Thomas White, also known as Cthulhu, is a British computer programmer who co-founded Silk Road 2.0 and Distributed Denial of Secrets. In 2019, he was sentenced to five years in prison on various charges in the United Kingdom related to his operation of Silk Road 2.0 and for possessing indecent images of children.

==Career==
White claimed to have worked in a security vetted/cleared role at Enhanced Developed Vetting (eDV) level from August 2013 to December 2016 on his LinkedIn profile.

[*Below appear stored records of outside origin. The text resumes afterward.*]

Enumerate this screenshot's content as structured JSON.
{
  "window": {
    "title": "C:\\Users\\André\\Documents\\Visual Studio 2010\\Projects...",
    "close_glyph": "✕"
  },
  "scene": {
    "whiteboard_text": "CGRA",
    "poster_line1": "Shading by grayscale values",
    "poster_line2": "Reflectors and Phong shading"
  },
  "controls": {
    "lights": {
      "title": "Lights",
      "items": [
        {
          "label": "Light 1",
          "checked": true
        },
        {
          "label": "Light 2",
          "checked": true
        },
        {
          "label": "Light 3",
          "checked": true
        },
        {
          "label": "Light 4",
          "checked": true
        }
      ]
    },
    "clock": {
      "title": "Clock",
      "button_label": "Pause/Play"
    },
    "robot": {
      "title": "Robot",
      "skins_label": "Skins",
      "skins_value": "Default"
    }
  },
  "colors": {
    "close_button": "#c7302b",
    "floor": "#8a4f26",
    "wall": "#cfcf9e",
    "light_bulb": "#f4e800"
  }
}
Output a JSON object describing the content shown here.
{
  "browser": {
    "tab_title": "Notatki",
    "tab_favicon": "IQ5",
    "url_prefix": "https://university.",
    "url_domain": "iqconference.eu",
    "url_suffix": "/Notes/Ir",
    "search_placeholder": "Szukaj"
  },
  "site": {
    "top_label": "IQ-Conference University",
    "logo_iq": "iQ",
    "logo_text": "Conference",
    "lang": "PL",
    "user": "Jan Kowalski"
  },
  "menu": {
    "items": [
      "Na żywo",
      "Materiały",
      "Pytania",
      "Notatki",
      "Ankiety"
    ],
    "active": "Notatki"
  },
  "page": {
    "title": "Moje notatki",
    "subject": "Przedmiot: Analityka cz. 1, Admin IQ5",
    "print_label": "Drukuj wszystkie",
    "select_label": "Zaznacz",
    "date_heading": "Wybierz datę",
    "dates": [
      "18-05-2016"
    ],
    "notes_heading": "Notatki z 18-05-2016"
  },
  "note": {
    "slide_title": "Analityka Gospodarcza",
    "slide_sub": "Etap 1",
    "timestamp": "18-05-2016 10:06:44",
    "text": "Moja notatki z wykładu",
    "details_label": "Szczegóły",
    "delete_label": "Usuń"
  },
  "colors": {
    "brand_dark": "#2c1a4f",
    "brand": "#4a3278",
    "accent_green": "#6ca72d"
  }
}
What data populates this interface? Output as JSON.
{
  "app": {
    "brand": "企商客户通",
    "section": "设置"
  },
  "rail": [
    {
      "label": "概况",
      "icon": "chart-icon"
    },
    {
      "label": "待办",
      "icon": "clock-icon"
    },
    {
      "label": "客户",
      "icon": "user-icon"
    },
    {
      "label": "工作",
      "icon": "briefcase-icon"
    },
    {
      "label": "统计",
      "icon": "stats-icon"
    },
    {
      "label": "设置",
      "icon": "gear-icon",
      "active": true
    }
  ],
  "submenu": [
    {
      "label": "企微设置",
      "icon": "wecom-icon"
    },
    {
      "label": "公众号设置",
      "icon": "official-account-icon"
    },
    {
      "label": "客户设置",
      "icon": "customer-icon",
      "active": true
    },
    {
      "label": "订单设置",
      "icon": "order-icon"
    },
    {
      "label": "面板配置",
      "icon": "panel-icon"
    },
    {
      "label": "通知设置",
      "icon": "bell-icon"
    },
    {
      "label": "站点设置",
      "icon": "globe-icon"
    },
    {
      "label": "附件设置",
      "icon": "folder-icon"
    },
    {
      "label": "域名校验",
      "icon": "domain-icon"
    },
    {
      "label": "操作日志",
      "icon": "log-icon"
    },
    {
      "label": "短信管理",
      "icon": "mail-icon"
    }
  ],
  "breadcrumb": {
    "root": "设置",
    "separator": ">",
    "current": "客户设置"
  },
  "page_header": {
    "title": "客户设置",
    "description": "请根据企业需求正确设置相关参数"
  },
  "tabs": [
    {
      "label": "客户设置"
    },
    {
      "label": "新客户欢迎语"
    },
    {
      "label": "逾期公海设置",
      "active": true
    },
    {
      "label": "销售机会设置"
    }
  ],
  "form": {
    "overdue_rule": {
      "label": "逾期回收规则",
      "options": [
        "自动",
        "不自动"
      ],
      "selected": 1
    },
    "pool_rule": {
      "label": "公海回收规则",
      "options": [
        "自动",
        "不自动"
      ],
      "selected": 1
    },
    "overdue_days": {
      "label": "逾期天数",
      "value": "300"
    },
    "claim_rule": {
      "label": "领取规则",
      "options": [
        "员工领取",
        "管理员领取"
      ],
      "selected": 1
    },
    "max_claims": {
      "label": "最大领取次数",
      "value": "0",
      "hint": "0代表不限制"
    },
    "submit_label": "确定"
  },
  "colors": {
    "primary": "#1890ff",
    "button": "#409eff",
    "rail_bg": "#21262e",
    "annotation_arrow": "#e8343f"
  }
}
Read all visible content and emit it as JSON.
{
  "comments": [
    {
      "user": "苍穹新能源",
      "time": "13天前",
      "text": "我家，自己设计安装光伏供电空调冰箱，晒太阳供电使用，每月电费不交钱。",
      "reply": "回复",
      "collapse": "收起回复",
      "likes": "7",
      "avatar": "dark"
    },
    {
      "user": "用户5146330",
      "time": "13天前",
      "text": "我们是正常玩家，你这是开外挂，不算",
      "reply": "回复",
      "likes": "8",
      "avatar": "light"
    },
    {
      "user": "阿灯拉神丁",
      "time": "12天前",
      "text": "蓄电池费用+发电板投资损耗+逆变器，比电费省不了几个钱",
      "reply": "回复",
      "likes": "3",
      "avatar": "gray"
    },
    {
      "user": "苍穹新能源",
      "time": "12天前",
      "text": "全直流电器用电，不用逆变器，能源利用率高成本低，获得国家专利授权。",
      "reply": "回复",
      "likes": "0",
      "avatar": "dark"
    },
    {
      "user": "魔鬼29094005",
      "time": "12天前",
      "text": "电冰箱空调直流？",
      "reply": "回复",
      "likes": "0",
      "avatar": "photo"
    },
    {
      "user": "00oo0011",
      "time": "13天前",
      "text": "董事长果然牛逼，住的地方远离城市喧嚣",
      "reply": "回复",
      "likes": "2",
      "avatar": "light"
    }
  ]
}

White was consulted on a number of Tor security matters such as dark web scams, law enforcement raids and darknet markets.

White co-founded Silk Road 2.0 in 2013. In November 2014, White was arrested as the mastermind behind Silk Road 2.0.

In January 2016 he hosted a release of the files hacked from the Fraternal Order of Police. He has hosted a number of other data dumps including those associated with Hacking Team, Ashley Madison, and Patreon.

In 2018, White founded Distributed Denial of Secrets, which has been called a successor to the web leak depository Wikileaks.

==Sentencing==
In April 2019, for his activities with Silk Road 2.0, White pleaded guilty to charges in the United Kingdom including drug trafficking, money laundering, as well as making indecent images of children, and was sentenced to a total of 5 years and 4 months in prison.